Architecture Components
The architecture consists of two main locations and an arbitrator:
-
Location A (Primary)
-
Location B (Secondary)
-
Location C (Arbitrator)
Each location has distinct roles to provide a fault-tolerant PKI environment.
Location A (Primary)
-
Keepalived (VRRP) for high-availability networking.
-
Keycloak for authentication and identity management.
-
ACME for automated certificate issuance.
-
OCSP / HTTP CRL for certificate revocation services.
-
EST, CLM, and SCEP for certificate management.
-
MariaDB Galera Node for database clustering.
-
CARA Admin and CARA for certificate authority and administration.
-
Runs on a single Virtual Machine (VM).
-
HSM (Hardware Security Module) for key management and cryptographic operations.

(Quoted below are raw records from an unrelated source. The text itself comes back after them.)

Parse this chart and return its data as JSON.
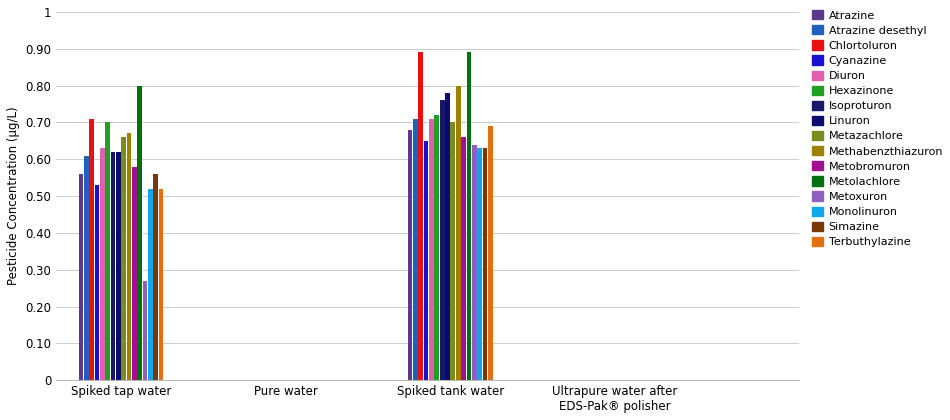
{
  "categories": [
    "Spiked tap water",
    "Pure water",
    "Spiked tank water",
    "Ultrapure water after\nEDS-Pak® polisher"
  ],
  "pesticides": [
    "Atrazine",
    "Atrazine desethyl",
    "Chlortoluron",
    "Cyanazine",
    "Diuron",
    "Hexazinone",
    "Isoproturon",
    "Linuron",
    "Metazachlore",
    "Methabenzthiazuron",
    "Metobromuron",
    "Metolachlore",
    "Metoxuron",
    "Monolinuron",
    "Simazine",
    "Terbuthylazine"
  ],
  "colors": [
    "#5b3a8e",
    "#2060c0",
    "#e81010",
    "#1a10d0",
    "#e060b0",
    "#20a020",
    "#18186a",
    "#0c0c6e",
    "#7a8c20",
    "#a08000",
    "#a01090",
    "#007010",
    "#9060c0",
    "#10a8e8",
    "#7a3808",
    "#e07010"
  ],
  "values_spiked_tap": [
    0.56,
    0.61,
    0.71,
    0.53,
    0.63,
    0.7,
    0.62,
    0.62,
    0.66,
    0.67,
    0.58,
    0.8,
    0.27,
    0.52,
    0.56,
    0.52
  ],
  "values_pure": [
    0.0,
    0.0,
    0.0,
    0.0,
    0.0,
    0.0,
    0.0,
    0.0,
    0.0,
    0.0,
    0.0,
    0.0,
    0.0,
    0.0,
    0.0,
    0.0
  ],
  "values_spiked_tank": [
    0.68,
    0.71,
    0.89,
    0.65,
    0.71,
    0.72,
    0.76,
    0.78,
    0.7,
    0.8,
    0.66,
    0.89,
    0.64,
    0.63,
    0.63,
    0.69
  ],
  "values_ultrapure": [
    0.0,
    0.0,
    0.0,
    0.0,
    0.0,
    0.0,
    0.0,
    0.0,
    0.0,
    0.0,
    0.0,
    0.0,
    0.0,
    0.0,
    0.0,
    0.0
  ],
  "ylabel": "Pesticide Concentration (μg/L)",
  "ylim": [
    0,
    1.0
  ],
  "yticks": [
    0,
    0.1,
    0.2,
    0.3,
    0.4,
    0.5,
    0.6,
    0.7,
    0.8,
    0.9,
    1
  ],
  "ytick_labels": [
    "0",
    "0.10",
    "0.20",
    "0.30",
    "0.40",
    "0.50",
    "0.60",
    "0.70",
    "0.80",
    "0.90",
    "1"
  ],
  "figsize": [
    9.5,
    4.2
  ],
  "dpi": 100,
  "bar_width": 0.038,
  "cat_centers": [
    0.38,
    1.55,
    2.72,
    3.89
  ],
  "xlim": [
    -0.08,
    5.2
  ]
}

High-Availability Mechanisms
-
VRRP (Keepalived): Used to provide floating virtual IP addresses for frontend and backend services, ensuring seamless failover.
-
MariaDB Galera Cluster: Multi-master database cluster that ensures data consistency and failover between primary and secondary locations.
-
HSM Synchronization: Ensures cryptographic operations remain consistent across locations.
-
Quorum-based Failover: The arbitrator node prevents split-brain situations by participating in voting for database cluster integrity.
Data Flow and Failover Scenarios
-
Normal Operation:
-
Location A handles primary PKI operations.
-
Location B remains in sync, ready to take over.
-
Location C acts as an arbitrator for database quorum.
-
-
Failure at Location A:
-
Location B automatically takes over using VRRP failover mechanisms.
-
Database operations remain available due to Galera Cluster.
-
-
Failure at Location B:
-
Location A continues normal operations.
-
Location C ensures database cluster stability.
-
-
Failure at Location C:
-
No immediate impact unless a second location fails.
-
Database failover still works between primary and secondary sites.
-
Conclusion
This architecture provides a robust HA design for a PKI platform, ensuring minimal downtime, database integrity, and secure cryptographic operations. By leveraging VRRP, MariaDB Galera Cluster, and HSM synchronization, the system achieves redundancy, failover readiness, and secure key management across multiple locations.